Slater, who heads HonoluluTraffic.com, disputed Grabauskas’ claim that legal challenges have increased the cost of the project.

“The delay was not caused by Honolulutraffic.com and its members. We had originally filed our lawsuit challenging the Final EIS in early 2011. Lawsuits in such cases cannot be filed until the Federal Transit Administration files its Record of Decision on the Final EIS so we could not have filed earlier. Our attorneys were well experienced in environmental law cases. In fact, our lead attorney wrote the regulations that implemented the National Environmental Policy Act (NEPA). At the time we filed the lawsuit our attorneys believed that it would all be resolved by the end of 2011. In the end, it was settled in 2014, over two years later,” Slater said.
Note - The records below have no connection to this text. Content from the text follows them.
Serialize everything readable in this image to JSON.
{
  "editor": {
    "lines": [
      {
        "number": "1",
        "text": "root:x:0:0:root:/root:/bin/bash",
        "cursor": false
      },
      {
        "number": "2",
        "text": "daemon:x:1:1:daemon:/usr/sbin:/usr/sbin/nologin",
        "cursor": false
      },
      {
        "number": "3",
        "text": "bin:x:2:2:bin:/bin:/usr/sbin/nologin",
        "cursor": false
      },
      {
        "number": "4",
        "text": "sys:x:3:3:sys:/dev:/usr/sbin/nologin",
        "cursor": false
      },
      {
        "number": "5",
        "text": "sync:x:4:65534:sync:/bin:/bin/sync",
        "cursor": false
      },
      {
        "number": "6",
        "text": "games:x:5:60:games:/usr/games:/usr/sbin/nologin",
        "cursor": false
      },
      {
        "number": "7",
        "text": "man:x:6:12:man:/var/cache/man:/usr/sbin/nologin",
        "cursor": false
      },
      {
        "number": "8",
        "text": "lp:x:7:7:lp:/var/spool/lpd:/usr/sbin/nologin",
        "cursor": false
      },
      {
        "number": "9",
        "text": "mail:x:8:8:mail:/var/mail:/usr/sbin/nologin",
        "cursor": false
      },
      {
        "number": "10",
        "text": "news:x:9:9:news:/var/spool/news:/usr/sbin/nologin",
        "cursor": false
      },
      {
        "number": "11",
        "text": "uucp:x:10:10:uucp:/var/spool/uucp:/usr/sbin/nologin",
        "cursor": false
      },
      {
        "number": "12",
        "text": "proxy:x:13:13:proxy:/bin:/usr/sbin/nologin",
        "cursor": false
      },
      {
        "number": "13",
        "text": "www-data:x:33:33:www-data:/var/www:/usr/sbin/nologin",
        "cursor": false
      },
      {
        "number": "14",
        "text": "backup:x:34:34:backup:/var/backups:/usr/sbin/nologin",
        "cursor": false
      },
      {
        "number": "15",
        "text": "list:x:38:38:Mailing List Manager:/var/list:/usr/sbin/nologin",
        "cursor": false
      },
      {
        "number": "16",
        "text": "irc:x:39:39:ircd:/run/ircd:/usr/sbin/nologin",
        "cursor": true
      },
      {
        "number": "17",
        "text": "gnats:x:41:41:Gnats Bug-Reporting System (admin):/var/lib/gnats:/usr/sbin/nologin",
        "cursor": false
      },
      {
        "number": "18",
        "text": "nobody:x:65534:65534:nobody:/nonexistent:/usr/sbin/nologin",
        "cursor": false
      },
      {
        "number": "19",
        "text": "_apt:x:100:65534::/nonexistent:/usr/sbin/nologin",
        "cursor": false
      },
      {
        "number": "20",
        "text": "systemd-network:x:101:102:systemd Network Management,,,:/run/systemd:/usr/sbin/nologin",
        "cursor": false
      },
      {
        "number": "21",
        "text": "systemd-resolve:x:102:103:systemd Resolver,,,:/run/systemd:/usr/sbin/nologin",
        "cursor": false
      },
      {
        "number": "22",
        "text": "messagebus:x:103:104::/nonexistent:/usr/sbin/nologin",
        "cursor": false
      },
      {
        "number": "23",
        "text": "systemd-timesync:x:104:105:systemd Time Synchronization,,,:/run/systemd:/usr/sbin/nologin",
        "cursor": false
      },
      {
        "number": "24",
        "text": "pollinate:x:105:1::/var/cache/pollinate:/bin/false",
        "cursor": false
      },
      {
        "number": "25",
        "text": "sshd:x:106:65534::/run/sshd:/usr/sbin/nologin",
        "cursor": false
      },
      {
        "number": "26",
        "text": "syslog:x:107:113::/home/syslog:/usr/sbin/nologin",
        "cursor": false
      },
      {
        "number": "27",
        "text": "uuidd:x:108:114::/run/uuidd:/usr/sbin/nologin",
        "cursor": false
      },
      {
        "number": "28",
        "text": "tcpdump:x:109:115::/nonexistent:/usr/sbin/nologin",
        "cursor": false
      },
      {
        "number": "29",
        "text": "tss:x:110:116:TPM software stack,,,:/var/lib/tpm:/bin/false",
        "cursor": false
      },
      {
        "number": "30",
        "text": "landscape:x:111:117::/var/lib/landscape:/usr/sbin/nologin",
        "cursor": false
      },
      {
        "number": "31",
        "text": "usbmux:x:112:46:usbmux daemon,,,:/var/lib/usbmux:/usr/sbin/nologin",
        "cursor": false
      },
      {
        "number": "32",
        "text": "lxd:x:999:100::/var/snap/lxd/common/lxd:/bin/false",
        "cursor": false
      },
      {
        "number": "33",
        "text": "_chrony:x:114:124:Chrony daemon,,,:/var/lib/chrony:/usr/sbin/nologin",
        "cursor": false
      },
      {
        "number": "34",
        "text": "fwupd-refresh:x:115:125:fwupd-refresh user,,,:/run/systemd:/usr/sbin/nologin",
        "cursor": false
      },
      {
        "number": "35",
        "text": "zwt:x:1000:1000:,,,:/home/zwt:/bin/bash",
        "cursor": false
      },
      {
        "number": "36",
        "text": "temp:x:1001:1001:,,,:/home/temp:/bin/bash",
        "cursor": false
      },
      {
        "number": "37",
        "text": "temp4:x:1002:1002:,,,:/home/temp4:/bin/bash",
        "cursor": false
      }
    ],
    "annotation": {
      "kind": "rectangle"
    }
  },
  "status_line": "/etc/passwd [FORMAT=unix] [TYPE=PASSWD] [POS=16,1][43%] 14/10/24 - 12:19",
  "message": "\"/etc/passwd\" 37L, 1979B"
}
“The City caused the delay by doing everything possible to impede a verdict; they believed that if they could get a sufficient portion of the rail line built before the verdict that the judges would allow that to influence their decision. I guess they were right. If you talk to our attorneys about the inordinate number of motions filed by the City, or review when we finally got the Administrative Record versus the time that it normally takes, you will see clearly that the City was fighting a delaying game the whole time,” Slater added.

“In addition, I do not believe that the City was ever precluded from putting the stations out to bid should they have wanted.”

Panos Prevedouros, PhD., a professor of engineering at the University, who has been a vocal opponent of the rail project, also dismissed Grabauskas’ claims.

“Anyway he cuts it, inflation is responsible for less than 10 percent of the 75 percent disparity,” Prevedouros said. “What should be startling is city’s and HARTs incompetence to price their project. Two of the three bidders offered to build it at double the cost the city budgeted.”